CSS. It means Cascading Style Sheets. And it’s what you’ll use to bring your website to life and make it look good (rather than just the standard black and white text on a screen). But how exactly does CSS work? And how can you use it? That’s what we’re going to cover in this blog. If you haven’t done so already, we’d recommend reading our article around HTML. It’ll help to have some background knowledge on this before we dive in. But if you already know the basics, then let’s get to it.
Consider about the defaults
When you load up a Word document, you’ll know that you can change the style of a bit of text. You could make it a heading. Or make it normal text. Links automatically have that usual blue colour and are underlined. And you can change these styles, so that all your normal text is a different font, for example. It’s the same with websites. Each browser will have default settings it’ll use, and it’s typically very bland. (And, if we say so ourselves, boring.) But it makes sure that the page’s contents are readable.
CSS lets you spice up your pages
CSS is a language you’ll use to change how a page is presented to your audience. So you could use CSS to apply your clients branding to their website, as an example. And you can style pretty much anything, including:
- Titles and headings
- Paragraph and body text
- Colours and fonts
- Links
- Tables
- Background and opacity
- Animation and effects (although nothing too technical)
- And much more
You can use CSS in three ways
You can include CSS in your document (so a webpage), in three different ways:
- Inline: where you’ll use the style attribute inside HTML elements
- Internal: where you’ll use a style element in the head section of your document
- External: where you’ll use the link element to link to an external CSS file
Why use inline styling?
You’d use this when you need to update a specific section on your page. Something that breaks your usual rules and you’re only going to do once. It’s great for quickly changing how something looks. But you should never use this if you want lots of parts to follow this rule. (That’s just a waste of code.) Otherwise you’ll be pulling your hair when you want to make a mass update down the line. Remember, one major principle of any coding is to condense down your code and avoid repeating yourself. It’s the same here.
Why use internal styling?
This is for a specific page. A page that doesn’t follow the rules for the rest of your website, but the page itself needs to be consistent. Maybe you’re making a landing page and those paragraphs want to be spaced apart just a little bit more. Maybe you want to use a different colour for emphasis, instead of your usual one. So if you ever need to make a mass change to the page, you can do it all from the top of your code.
Why use external styling?
That’s a whole file dedicated to your styling code, and keeps every page consistent. You’ll typically use this when you’re styling an entire website. And it means if you ever need to update, say, the heading 1 style, you just need change it in the CSS document. Every page will then automatically update. So your external styling is your master document.
CSS follows rules
You’ll need to create a set of rules that define how you want the page to look. So if you want your heading 1 to be blue, bold, and size 30pts, then you’d write this:
h1 {
color: blue;
font-size: 30;
font-weight: bold;
}
It’s a simple style, and you’ll only find this on your external style sheet (inline and internal will look different). But let’s break this down further.
How that code works
You’ll notice the code starts off with h1. This is the HTML element that we’re going to style. So we’re styling heading one (which’ll look like <h1> in your html).

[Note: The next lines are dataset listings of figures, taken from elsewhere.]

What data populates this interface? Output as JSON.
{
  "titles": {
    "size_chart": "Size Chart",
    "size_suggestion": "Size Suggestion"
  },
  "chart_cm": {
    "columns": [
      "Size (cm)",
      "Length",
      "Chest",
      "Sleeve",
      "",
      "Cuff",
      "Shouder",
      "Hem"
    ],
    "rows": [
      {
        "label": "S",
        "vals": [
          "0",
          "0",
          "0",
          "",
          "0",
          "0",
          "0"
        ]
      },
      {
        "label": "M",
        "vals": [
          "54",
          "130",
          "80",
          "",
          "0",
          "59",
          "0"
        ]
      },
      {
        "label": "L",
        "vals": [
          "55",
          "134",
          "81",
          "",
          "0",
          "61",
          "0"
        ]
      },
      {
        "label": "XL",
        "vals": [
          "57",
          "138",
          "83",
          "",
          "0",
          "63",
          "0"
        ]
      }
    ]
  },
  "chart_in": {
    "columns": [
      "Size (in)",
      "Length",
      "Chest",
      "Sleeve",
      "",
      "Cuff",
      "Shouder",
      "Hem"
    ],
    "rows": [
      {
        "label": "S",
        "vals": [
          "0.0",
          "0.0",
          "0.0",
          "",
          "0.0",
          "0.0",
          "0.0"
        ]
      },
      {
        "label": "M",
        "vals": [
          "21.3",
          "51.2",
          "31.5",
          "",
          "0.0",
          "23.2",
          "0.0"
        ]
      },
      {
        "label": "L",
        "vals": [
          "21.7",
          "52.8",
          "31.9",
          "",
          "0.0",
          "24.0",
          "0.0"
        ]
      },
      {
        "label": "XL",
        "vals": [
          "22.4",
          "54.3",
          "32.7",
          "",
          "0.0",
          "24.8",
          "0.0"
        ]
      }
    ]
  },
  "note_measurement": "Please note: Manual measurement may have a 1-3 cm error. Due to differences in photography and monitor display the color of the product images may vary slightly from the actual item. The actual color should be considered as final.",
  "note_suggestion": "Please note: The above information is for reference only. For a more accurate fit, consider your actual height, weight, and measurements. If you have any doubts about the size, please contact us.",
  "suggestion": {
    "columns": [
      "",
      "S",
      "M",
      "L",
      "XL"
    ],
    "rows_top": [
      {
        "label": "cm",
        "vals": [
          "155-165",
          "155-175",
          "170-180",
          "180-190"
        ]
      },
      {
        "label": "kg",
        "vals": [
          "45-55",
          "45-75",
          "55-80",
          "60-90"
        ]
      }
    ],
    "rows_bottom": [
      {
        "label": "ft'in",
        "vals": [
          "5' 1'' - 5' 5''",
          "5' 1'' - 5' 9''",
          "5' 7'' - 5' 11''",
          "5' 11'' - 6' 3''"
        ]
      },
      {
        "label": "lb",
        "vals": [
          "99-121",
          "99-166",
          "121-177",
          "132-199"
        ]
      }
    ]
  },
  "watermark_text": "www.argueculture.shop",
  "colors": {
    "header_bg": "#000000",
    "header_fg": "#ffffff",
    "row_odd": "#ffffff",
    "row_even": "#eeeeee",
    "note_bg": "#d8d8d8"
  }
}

Then we have the curly braces. Inside, you’ll find different sets of properties and then the values that go with them. (They don’t actually need to be on separate lines, but it’s easier to read. The important thing is the semi-colon. That’s what tells the browser that you’ve moved onto a different property.) You can add as many properties as you like. We have the property before the colon (so color or font-size). And we have the value afterwards (blue or 30). The browser then goes through and applies them in order.
Your external style sheet will have a lot of rules
How you want to order your style sheets is up to you, but you’ll typically have multiple rules in one style sheet. So it may look something like this:
h1 {
color: blue;
font-size: 30;
font-weight: bold;
}
h2 {
color: red;
font-size: 20;
}
But obviously much longer. You can have hundreds of rules on your page, all written one after another. So make sure to cluster similar elements together to help you sort through more easily.
How to write internal CSS
You’ll create and add your internal CSS and define it in the <head> section of your HTML page or doc. It’ll be within a <style> element. So, to give you an example:
<!DOCTYPE html>
<html>
<head>
<style>
h1 {color: blue;}
h2 {color: red;}
</style>
</head>
<body>
<h1>That’s your heading 1</h1>
<h2>This is your heading 2</h2>
</body>
</html>
So here, we’ve set the heading 1 style to blue, and heading 2 to red. This’ll only affect this single document or page, and it won’t update anywhere else on your site (unless you copy this over).
How to write inline CSS
Inline CSS is where you would give a unique style to a specific element. It’ll use the style attribute of an HTML element. So, to show you how this looks:
<h1 style=”color:blue;”>I’m a blue h1 heading</h1>
<h2 style=”color:red;”>I’m a red h2 heading</h2>
So similar to the examples we’ve been using before, we’ve now updated each specific heading with a new color. But unless we’ve used this inline style elsewhere on the doc, you won’t have updated any of the other headings.
Join our bootcamp
We hope this has answered all of your burning questions around CSS. You can learn a lot more at our coding bootcamps. They’ll teach you all of the necessary skills you need to get into coding. All from scratch. Have a look and sign up today.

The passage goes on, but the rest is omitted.